Book Title: Comparative Administrative Law

Editor(s): Rose-Ackerman, Susan; Lindseth, L. Peter; Emerson, Blake

Publisher: Edward Elgar Publishing

ISBN (hard cover): 9781784718657

Section: Chapter 41

Section Title: What’s in a label? The EU as ‘administrative’ and ‘constitutional’

Author(s): Lindseth, Peter L.

Number of pages: 19

Abstract/Description:

This chapter questions the dominant legal description of the EU, centered on the jurisprudence of the European Court of Justice (ECJ), which views the EU as a 'constitutional' level of governance in its own right.
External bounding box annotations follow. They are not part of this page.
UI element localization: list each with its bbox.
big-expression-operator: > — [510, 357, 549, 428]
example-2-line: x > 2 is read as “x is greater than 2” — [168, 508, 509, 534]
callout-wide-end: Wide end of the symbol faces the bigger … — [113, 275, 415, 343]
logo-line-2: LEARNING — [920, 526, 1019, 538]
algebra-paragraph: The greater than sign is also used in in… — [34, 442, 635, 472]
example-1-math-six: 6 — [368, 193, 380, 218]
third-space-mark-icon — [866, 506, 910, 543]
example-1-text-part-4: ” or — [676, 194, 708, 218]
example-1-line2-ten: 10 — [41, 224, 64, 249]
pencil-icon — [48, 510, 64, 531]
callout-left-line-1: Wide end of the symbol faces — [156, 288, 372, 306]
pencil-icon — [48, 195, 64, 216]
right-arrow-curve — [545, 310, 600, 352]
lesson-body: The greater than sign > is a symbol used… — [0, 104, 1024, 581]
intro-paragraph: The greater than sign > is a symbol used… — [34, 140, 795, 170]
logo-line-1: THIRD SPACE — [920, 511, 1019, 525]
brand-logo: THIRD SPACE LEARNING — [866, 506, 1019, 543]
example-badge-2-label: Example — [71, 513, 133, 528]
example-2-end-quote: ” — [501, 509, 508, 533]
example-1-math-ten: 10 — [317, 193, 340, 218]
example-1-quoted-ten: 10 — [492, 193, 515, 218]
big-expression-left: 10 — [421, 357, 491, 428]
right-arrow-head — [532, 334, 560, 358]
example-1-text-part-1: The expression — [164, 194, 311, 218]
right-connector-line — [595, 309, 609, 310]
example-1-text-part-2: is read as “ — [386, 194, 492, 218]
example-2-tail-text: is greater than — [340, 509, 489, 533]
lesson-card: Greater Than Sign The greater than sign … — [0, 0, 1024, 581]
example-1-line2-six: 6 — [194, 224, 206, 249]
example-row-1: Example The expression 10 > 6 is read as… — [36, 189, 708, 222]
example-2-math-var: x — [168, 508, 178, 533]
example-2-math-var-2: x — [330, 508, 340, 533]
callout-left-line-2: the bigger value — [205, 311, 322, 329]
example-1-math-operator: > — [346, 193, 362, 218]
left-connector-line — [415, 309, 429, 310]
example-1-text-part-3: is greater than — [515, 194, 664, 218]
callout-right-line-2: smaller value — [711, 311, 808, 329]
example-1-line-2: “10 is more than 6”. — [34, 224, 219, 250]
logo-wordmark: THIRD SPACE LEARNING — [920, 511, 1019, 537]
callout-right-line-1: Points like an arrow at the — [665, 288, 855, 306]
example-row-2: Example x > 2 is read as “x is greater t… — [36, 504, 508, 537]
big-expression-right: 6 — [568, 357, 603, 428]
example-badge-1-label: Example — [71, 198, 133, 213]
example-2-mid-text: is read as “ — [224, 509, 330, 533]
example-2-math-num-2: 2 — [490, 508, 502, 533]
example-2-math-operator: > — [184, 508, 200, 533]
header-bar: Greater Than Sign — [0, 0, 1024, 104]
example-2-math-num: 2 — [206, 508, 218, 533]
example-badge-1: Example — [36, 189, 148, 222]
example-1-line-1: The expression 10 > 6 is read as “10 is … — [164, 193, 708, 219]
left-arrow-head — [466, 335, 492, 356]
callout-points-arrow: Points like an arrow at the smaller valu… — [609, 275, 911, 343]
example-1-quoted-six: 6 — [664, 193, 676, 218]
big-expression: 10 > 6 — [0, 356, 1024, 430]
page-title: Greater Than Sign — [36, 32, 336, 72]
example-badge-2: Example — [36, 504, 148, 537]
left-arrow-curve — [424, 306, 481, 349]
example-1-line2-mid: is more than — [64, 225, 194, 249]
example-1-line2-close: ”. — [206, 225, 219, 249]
What a less ECJ-centric analysis tells us is that, despite what EU judges, lawyers, and law professors maintain, there are numerous features of EU public law that are not merely in tension with, but also that directly contradict, the dominant constitutionalist discourse. First and foremost, the EU remains almost entirely dependent on the Member States for the sine qua non of genuine constitutional power: the legitimate capacity to extract in a compulsory fashion and then redirect – what I am calling ‘mobilize’ – either fiscal resources (taxing and spending) or human resources (policing and defense) for the benefit of the polity as a whole. Secondly, even as to regulatory power that falls short of compulsory resource mobilization – particularly rulemaking and adjudicative power – the EU remains dependent on mechanisms of national oversight and intermediation that channel the more robust democratic and constitutional legitimacy of national institutions to the EU level. These mechanisms of ‘mediated legitimacy’ – drawing importantly on models developed in the postwar administrative state – have been central features of the institutional development of EU governance since its inception. Armed with this analytical framework, we can begin to answer the core question posed by this chapter: What’s in a label? Stated in the most direct way possible, this chapter argues that it matters a great deal legally how we view the EU socio-historically, particularly in this challenging task of reconciliation. If we determine that the EU is not properly understood as autonomously ‘constitutional’ but instead is merely an ‘administrative’ level of governance (even of a novel, powerful, supranational type), this then has significant implications for how to reconcile EU law with its properly administrative character. Most importantly, it suggests that we should deeply question the nominal ‘as if’ constitutionalism of the ECJ, rethinking fundamental judicial doctrines to bring them more into line with the EU’s deeper administrative character in a socio-historical sense.